Hmmm not when I do it

<....*
<script type="text/javascript">*
// <![CDATA[*
jQuery(document).ready(function() {liftAjax.lift_successRegisterGC();});*
var lift_page = "F56386285397M4Y403";*
// ]]>*
</script></body>*
</html>*

anyways, in your regex you have /\*var lift_page = "(.*)"/ not being a regex expert (it makes my brain hurt) should you have the begining\*?

Nope! And regex hurts less than JSONata :smiley: Anyway there are lots of useful online regex testers.

The following is enough anyway:

/lift_page = "(.*)"/

And I wouldn't bother with the html extract, just send it the whole page text.

still the whole ouput. Is this setting ok (see highlight)?:
image

update: replace with [$] "env variable" is not the right way; should be a string.

You need:

.*lift_page = "(.*)".*

I forgot that you don't need the regex initial/trailing slashes and you are trying to replace everything except the value so you need to include everything before and after as well.

Thanks for the adjustment. It is a bit better but not yet perfect. It replaces the whole 'var lift page....' bit for only the code I need. But how can I het rid off all the other parts before and after. The output is now:

// <![CDATA[
jQuery(document).ready(function() {liftAjax.lift_successRegisterGC();});
F6057066220042K3GSG
// ]]>

Not in my test it isn't and I don't know how it could be since .*lift_page = " selects everything before the value and all of that is thrown away when the replace value is just $1

The main things that might be improved in that regex are:

  1. It is possible that "(.*)" might actually select too much since regex is "geedy" by default. Won't happen with the example text you've shown though.
  2. Selecting for " might fail if the author of the page decides to switch to default single quotes instead of double.

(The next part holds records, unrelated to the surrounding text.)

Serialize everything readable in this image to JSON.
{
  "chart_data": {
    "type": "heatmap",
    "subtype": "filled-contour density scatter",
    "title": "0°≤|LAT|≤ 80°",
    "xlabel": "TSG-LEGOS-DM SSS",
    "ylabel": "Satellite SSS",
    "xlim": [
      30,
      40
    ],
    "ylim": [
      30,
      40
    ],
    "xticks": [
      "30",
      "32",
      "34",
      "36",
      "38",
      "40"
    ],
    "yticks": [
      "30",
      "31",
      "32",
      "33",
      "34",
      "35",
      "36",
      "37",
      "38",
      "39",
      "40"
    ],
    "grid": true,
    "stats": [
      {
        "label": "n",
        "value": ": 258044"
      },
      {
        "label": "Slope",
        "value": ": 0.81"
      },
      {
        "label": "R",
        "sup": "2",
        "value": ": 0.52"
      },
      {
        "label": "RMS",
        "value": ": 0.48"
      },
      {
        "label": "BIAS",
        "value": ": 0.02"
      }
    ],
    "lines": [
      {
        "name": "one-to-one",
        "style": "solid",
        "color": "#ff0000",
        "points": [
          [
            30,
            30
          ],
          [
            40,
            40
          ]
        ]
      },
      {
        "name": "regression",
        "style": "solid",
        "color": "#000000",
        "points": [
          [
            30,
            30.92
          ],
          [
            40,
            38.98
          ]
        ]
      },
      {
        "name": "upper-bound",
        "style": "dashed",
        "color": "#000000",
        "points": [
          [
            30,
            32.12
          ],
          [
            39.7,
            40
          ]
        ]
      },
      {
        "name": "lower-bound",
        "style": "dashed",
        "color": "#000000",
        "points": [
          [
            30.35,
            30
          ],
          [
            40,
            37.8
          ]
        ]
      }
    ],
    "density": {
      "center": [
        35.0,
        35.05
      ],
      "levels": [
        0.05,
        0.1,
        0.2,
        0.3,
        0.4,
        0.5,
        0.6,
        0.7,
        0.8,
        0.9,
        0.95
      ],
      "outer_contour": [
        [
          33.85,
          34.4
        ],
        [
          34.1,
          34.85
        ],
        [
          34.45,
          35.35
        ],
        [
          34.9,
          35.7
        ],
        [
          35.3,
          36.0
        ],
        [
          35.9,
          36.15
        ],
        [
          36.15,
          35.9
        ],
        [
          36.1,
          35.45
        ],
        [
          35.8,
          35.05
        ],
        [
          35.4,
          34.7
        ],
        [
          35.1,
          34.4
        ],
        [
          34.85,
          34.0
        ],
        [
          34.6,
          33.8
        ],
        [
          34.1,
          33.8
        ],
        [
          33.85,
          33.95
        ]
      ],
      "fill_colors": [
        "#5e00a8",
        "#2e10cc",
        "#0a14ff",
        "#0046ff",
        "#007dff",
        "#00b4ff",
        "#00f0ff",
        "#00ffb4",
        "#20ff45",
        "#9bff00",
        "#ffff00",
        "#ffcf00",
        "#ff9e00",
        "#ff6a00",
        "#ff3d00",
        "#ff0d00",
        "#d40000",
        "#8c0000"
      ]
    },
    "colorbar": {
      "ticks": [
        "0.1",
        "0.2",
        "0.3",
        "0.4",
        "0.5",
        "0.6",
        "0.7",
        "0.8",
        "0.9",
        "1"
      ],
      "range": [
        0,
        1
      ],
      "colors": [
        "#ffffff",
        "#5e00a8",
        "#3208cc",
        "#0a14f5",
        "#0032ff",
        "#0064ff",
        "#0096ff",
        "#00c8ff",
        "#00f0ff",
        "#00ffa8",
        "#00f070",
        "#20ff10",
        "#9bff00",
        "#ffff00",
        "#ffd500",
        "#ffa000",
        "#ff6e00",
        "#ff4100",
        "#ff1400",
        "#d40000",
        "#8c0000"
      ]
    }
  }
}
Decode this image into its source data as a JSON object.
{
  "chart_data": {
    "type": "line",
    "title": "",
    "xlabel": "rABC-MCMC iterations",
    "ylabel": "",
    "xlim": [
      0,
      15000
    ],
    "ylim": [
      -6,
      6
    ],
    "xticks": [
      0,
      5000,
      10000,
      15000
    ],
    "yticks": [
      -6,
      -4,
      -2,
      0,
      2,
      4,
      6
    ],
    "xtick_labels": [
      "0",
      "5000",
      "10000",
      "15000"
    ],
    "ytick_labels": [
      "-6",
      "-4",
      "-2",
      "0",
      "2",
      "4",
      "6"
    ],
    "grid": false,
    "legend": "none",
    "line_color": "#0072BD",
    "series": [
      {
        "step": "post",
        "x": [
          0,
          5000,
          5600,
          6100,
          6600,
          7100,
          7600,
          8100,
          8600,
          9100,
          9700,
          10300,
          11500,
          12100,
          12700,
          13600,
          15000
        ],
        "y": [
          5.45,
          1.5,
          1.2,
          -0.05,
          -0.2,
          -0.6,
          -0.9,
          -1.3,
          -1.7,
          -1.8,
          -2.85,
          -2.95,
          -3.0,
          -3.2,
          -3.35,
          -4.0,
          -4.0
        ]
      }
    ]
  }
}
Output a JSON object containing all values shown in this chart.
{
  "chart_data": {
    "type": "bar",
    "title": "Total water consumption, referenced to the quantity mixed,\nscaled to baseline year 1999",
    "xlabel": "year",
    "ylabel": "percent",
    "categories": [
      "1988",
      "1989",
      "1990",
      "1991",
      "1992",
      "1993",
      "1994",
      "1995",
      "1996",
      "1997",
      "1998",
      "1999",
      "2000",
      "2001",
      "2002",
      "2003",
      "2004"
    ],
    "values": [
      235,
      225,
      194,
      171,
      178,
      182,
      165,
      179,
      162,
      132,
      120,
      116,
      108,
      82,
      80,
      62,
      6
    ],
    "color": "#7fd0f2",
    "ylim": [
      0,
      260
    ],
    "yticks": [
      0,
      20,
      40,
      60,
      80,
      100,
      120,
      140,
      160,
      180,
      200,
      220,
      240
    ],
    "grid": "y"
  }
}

Best thing to do is to find a regex testing website, paste the HTML source into it and try out the regex.

Thanks again. I think that I know what is going on why it isn't working. The tekst I quoted before, see this post below, was by clicking on the node and copy the string. BUT when I just look at the node, see picture below, little "Carriage Return" symbols are show (see yellow highlite):
image

It seems that these carriage returns somehow break the replacement node. I say this because the word "var" in front of "var lift_page" is removed correctly with your supplied regex formula.
See above output of the change node. What do you think?

I can not change the output of the HTML node any better than this:

In the meanwhile I'll used a function node with a split and that works correctly:

msg.payload = msg.payload.split(" ")[5].substr(1,18);
flow.set("endpointid", msg.payload) //set endpointid
return msg;

This topic was automatically closed 60 days after the last reply. New replies are no longer allowed.